Маргарита вспыхнула и посмотрела на него, как бы проснувшись от тяжелого сна. Он говорил о событии в их семье, тогда как она думала, что его слова относятся к помолвке Герберта. Дело было плохо; ее так поглощала мысль о происходящем в данную минуту в Принценгофе, что остальное совершенно перестало существовать для нее.

— Вот увидишь, дитя мое, — снова начал дедушка, — в непродолжительном будущем в нашем вороньем гнезде нас растреплют по ниточкам, нашим сплетницам будет масса дел. Я только одно не могу понять и простить, а именно ту строгость и жестокость, с которой твой отец отрекся от своего собственного ребенка…

— Дедушка! — умоляюще прервала его Маргарита, закрывая ему рот рукой.

— Ну, ну, — проворчал он, сдвигая маленькие холодные пальчики, — я буду молчать ради тебя, Гретель; я не хочу отравлять тебе жизнь непрошенными советами и наставлениями, потому что ты сама знаешь, что вам придется многое загладить по отношению к этому мальчику и этому бедняге — старику Ленцу. Хотел бы я знать, как это он удержался, чтобы сейчас же не вмешаться в эту историю, и с самого начала не потребовать от того… твоего отца определенных прав для мальчика. Ну, да, ведь он — художник, мечтательная натура; откуда ему взять злобы и негодования!
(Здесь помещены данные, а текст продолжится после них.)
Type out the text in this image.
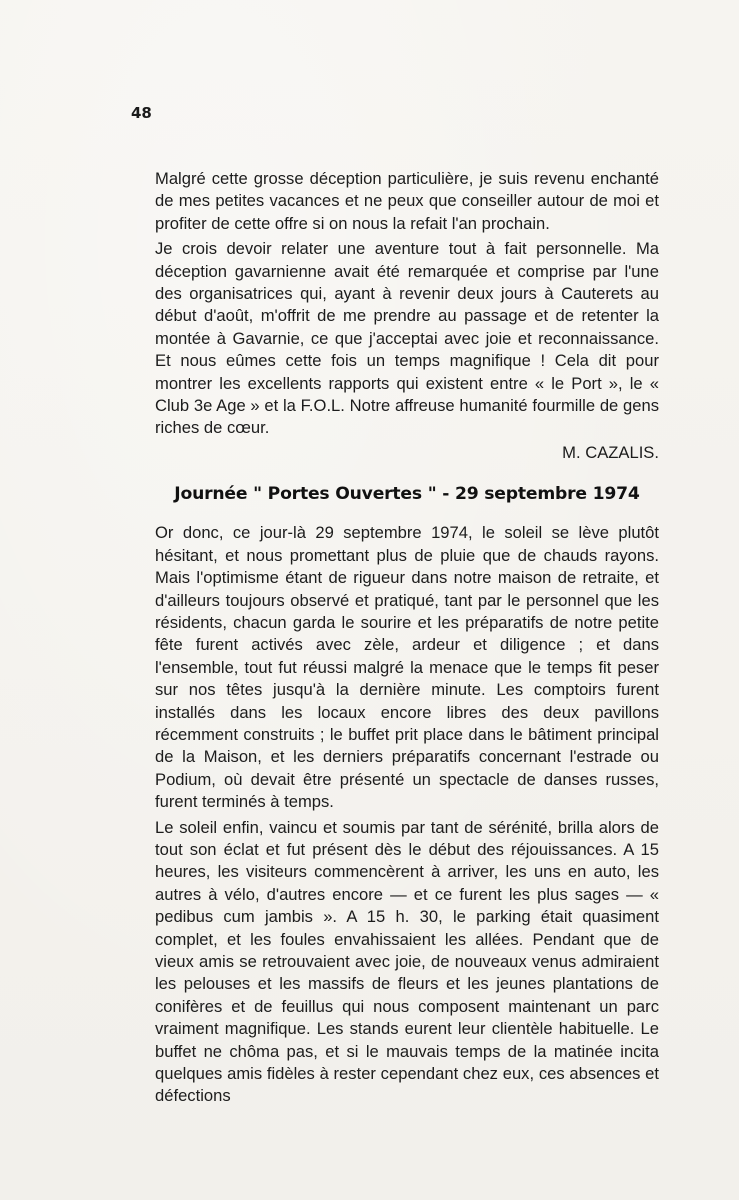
48

Malgré cette grosse déception particulière, je suis revenu enchanté de mes petites vacances et ne peux que conseiller autour de moi et profiter de cette offre si on nous la refait l'an prochain.

Je crois devoir relater une aventure tout à fait personnelle. Ma déception gavarnienne avait été remarquée et comprise par l'une des organisatrices qui, ayant à revenir deux jours à Cauterets au début d'août, m'offrit de me prendre au passage et de retenter la montée à Gavarnie, ce que j'acceptai avec joie et reconnaissance. Et nous eûmes cette fois un temps magnifique ! Cela dit pour montrer les excellents rapports qui existent entre « le Port », le « Club 3e Age » et la F.O.L. Notre affreuse humanité fourmille de gens riches de cœur.

M. CAZALIS.

Journée " Portes Ouvertes " - 29 septembre 1974

Or donc, ce jour-là 29 septembre 1974, le soleil se lève plutôt hésitant, et nous promettant plus de pluie que de chauds rayons. Mais l'optimisme étant de rigueur dans notre maison de retraite, et d'ailleurs toujours observé et pratiqué, tant par le personnel que les résidents, chacun garda le sourire et les préparatifs de notre petite fête furent activés avec zèle, ardeur et diligence ; et dans l'ensemble, tout fut réussi malgré la menace que le temps fit peser sur nos têtes jusqu'à la dernière minute. Les comptoirs furent installés dans les locaux encore libres des deux pavillons récemment construits ; le buffet prit place dans le bâtiment principal de la Maison, et les derniers préparatifs concernant l'estrade ou Podium, où devait être présenté un spectacle de danses russes, furent terminés à temps.

Le soleil enfin, vaincu et soumis par tant de sérénité, brilla alors de tout son éclat et fut présent dès le début des réjouissances. A 15 heures, les visiteurs commencèrent à arriver, les uns en auto, les autres à vélo, d'autres encore — et ce furent les plus sages — « pedibus cum jambis ». A 15 h. 30, le parking était quasiment complet, et les foules envahissaient les allées. Pendant que de vieux amis se retrouvaient avec joie, de nouveaux venus admiraient les pelouses et les massifs de fleurs et les jeunes plantations de conifères et de feuillus qui nous composent maintenant un parc vraiment magnifique. Les stands eurent leur clientèle habituelle. Le buffet ne chôma pas, et si le mauvais temps de la matinée incita quelques amis fidèles à rester cependant chez eux, ces absences et défections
Жена управляющего приготовила прекрасный ужин, однако Маргарита не могла есть; она угощала дедушку, оживленно разговаривая при этом, а после ужина набила ему трубку, затем уложила его книги и приготовила все, что нужно было к завтрашнему отъезду; она бегала вверх и вниз по лестнице, но вдруг остановилась у одного из окон неосвещенной комнаты верхнего этажа и прижала руку к сердцу, которое, казалось, было готово выпрыгнуть из груди. Высокие, освещенные окна Принценгофа были, казалось, совершенно близки и ярко блестели в темноте. При виде их сломилось последнее самообладание, которое Маргарита проявляла с неимоверными усилиями во время разговора с дедушкой. С громким стоном она бросилась на ближайший диван и спрятала лицо в подушки. Но тут же образы, которых она хотела избежать, еще с большей ясностью восстали пред нею; она видела счастливых веселых людей в ярко освещенных залах маленького замка, напоенных ароматом цветов; она видела невесту, белокурую красавицу, отказавшуюся от своего гордого имени ради простого чиновника, ради своей любви, и он был рядом с нею. Она вскочила и выбежала из комнаты.
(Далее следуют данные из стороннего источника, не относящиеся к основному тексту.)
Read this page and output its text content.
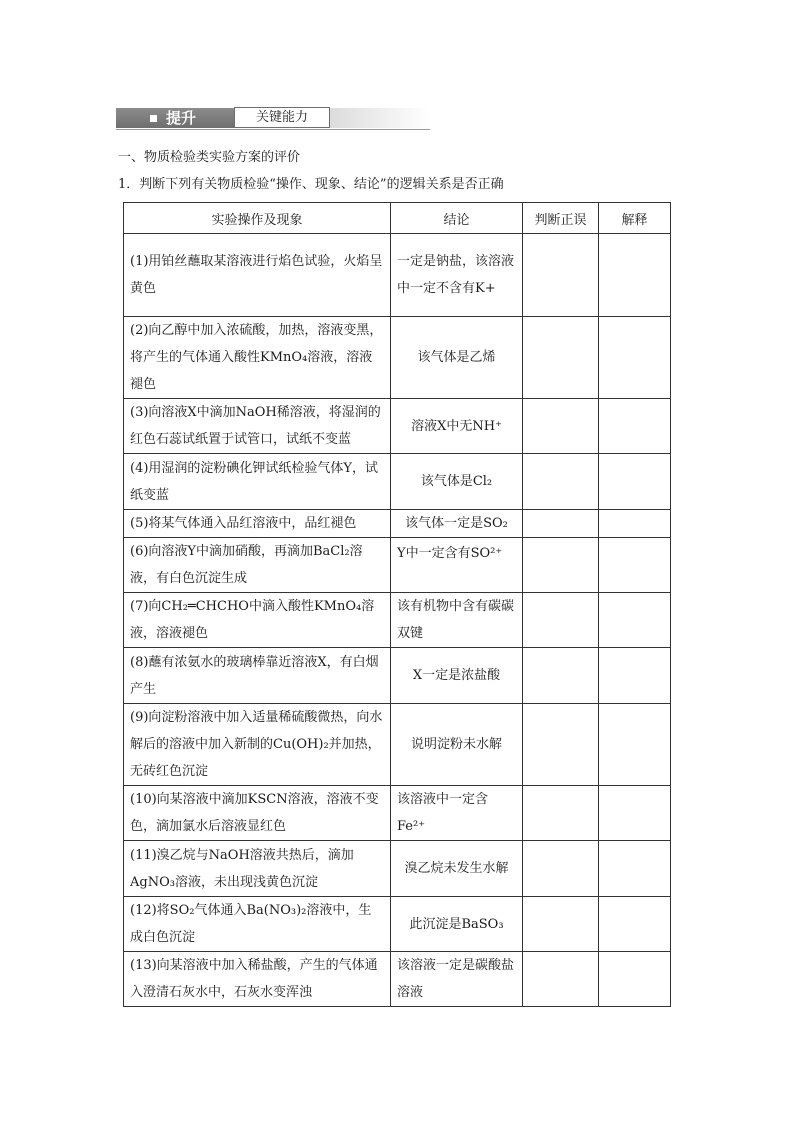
提升	关键能力
一、物质检验类实验方案的评价
1．判断下列有关物质检验“操作、现象、结论”的逻辑关系是否正确
实验操作及现象	结论	判断正误	解释
(1)用铂丝蘸取某溶液进行焰色试验，火焰呈黄色	一定是钠盐，该溶液中一定不含有K+		
(2)向乙醇中加入浓硫酸，加热，溶液变黑，将产生的气体通入酸性KMnO₄溶液，溶液褪色	该气体是乙烯		
(3)向溶液X中滴加NaOH稀溶液，将湿润的红色石蕊试纸置于试管口，试纸不变蓝	溶液X中无NH⁺		
(4)用湿润的淀粉碘化钾试纸检验气体Y，试纸变蓝	该气体是Cl₂		
(5)将某气体通入品红溶液中，品红褪色	该气体一定是SO₂		
(6)向溶液Y中滴加硝酸，再滴加BaCl₂溶液，有白色沉淀生成	Y中一定含有SO²⁺		
(7)向CH₂═CHCHO中滴入酸性KMnO₄溶液，溶液褪色	该有机物中含有碳碳双键		
(8)蘸有浓氨水的玻璃棒靠近溶液X，有白烟产生	X一定是浓盐酸		
(9)向淀粉溶液中加入适量稀硫酸微热，向水解后的溶液中加入新制的Cu(OH)₂并加热，无砖红色沉淀	说明淀粉未水解		
(10)向某溶液中滴加KSCN溶液，溶液不变色，滴加氯水后溶液显红色	该溶液中一定含Fe²⁺		
(11)溴乙烷与NaOH溶液共热后，滴加AgNO₃溶液，未出现浅黄色沉淀	溴乙烷未发生水解		
(12)将SO₂气体通入Ba(NO₃)₂溶液中，生成白色沉淀	此沉淀是BaSO₃		
(13)向某溶液中加入稀盐酸，产生的气体通入澄清石灰水中，石灰水变浑浊	该溶液一定是碳酸盐溶液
Дедушка сидел на диване за столом; он, по-видимому, успокоился, потому что читал газеты и курил свою свеженабитую трубку. Маргарита взяла свое пальто.

— Я выйду ненадолго на свежий воздух, дедушка, — крикнула она в дверях.

— Иди, дитя, — сказал советник, — дует южный ветер, разряжает напряжение в природе и исправляет многое из того, что натворило холодное дыхание севера.

Маргарита вышла и прошла мимо пруда, теперь под своим снежным покровом почти не отличавшегося от дороги. В помещениях фабрики огни были уже давно потушены, во дворе было тихо, и только злая цепная собака вышла из своей будки и залаяла, когда молодая девушка выходила за ворота.